In the tech field, though, the statistics prove the effectiveness of diversity in leadership: a study from the Peterson Institute for International Economics has shown that companies where 30% of leaders are women have a 15% increase in profitability compared with similar companies with no women in leadership roles. It might be time for invertors to rethink the concept of a successful startup founder.
A brighter future
Although the number of female founders is increasing in the past few yearsthe progress is still shy. According to Female Founders Monitor, between 2019 and 2020 there was less than one percent increase in the number of women founding startups, which indicates that change has to be made in the startup ecosystem focused on gender equity.
Diversity is not only a word that is in the values of Oculid, according to Venjakob, but actions that are taken every day to ensure that it is at the core of the business to drive inclusion, innovation and success: “We see in our company the importance of diversity for the work environment, not only in gender but in background, nationality, culture and so on. Having people with different perspectives working on the same mission is great for finding creative solutions and having a more fruitful enterprise”, Oculid’s founder explained.
Eldem agreed, suggesting that the startup scene should have a clear plan and goals to achieve more female representation.

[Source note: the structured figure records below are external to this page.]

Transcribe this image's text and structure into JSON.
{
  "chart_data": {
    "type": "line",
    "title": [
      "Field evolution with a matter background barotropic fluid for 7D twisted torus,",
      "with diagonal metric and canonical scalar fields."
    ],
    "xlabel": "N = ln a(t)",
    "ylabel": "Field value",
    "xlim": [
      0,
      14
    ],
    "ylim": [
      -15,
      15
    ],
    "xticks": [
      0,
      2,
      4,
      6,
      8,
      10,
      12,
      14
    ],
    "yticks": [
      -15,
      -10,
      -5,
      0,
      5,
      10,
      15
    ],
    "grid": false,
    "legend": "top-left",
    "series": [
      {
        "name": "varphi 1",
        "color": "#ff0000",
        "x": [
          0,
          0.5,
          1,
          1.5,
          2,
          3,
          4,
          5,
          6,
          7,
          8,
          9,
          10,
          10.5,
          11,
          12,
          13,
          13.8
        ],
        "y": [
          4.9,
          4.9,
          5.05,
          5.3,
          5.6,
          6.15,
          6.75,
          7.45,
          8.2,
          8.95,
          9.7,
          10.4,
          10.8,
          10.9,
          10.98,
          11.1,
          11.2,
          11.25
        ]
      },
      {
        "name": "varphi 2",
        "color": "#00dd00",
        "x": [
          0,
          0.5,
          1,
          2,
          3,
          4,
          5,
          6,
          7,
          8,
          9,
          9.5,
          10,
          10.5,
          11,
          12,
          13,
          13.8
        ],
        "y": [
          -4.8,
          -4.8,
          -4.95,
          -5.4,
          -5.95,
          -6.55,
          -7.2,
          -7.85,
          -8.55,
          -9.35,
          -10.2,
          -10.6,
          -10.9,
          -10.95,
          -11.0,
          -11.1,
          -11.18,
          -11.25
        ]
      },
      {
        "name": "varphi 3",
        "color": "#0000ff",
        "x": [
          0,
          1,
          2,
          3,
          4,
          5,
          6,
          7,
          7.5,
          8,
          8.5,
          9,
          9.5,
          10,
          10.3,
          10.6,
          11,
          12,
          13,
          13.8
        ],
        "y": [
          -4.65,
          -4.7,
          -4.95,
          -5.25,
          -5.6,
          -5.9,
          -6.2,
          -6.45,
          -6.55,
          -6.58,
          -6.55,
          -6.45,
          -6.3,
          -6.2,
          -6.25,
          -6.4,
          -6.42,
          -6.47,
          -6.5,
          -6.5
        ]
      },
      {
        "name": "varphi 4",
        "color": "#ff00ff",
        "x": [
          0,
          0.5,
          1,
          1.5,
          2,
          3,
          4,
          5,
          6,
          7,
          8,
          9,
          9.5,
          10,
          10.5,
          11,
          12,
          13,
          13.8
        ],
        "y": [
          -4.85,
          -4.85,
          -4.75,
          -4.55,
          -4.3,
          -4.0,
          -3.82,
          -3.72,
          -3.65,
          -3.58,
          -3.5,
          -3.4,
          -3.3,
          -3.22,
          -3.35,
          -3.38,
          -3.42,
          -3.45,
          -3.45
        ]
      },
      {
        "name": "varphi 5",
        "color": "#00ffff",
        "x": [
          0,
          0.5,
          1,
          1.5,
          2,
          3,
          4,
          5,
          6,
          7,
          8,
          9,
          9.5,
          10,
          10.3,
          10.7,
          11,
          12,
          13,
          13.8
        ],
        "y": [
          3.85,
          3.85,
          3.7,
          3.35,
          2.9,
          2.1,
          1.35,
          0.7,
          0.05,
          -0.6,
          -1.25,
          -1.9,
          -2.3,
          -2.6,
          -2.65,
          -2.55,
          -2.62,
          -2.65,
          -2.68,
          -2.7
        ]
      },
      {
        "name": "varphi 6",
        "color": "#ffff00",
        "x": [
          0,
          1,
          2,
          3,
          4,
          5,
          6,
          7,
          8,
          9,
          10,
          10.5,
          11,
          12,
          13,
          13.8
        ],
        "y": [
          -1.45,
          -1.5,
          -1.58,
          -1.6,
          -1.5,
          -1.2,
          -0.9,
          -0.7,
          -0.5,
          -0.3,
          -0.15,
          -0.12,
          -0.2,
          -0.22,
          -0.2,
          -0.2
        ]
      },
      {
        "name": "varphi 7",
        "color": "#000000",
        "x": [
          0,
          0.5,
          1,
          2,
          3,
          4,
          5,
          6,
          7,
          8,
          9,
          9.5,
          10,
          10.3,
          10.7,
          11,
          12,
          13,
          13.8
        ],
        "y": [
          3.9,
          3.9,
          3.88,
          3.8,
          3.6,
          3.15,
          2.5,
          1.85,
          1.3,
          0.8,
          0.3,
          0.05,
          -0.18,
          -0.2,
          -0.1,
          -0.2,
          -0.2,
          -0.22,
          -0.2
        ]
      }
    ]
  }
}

“We need more ‘nos’ to only-male panels, only-male VC juries, double-standards, and more critical perspectives on female founders. We need a clear ‘yes’ to enhanced founding structures for diverse teams (gender, ethnicity, cultural background, ability etc.) and attention to projects run by FLINTs (females, lesbians, inter, non-binary, trans)”, she said.
Both are examples of the importance of academia in encouraging and supporting women in creating and investing in their own businesses. Initiatives such as Women Angels Mission ’25, from Business Angels Network Germany (BAND), also promote the increase of women in the startup ecosystem both as founders and as investors.
For Venjakob, having role models to show the many possible paths for female entrepreneurs is also essential to increase diversity in the startup scene.
Those role models have to be realistic about the struggles of creating a business, though: “We still have very big hurdles and systemic discrimination patterns. It makes women feel like it’s their fault and like they are not enough. This is horrible and clearly wrong. This is clear in academia – but somehow in the discourses around women empowerment is often translated into a ‘try harder’ narrative. I see this in my consulting projects every single day and it is unfair. So, I would say to a woman who wants to become an entrepreneur in Germany that she is going to face many challenges. Should she still do it? Yes, I think so”, explained IN-VISBLE’s founder.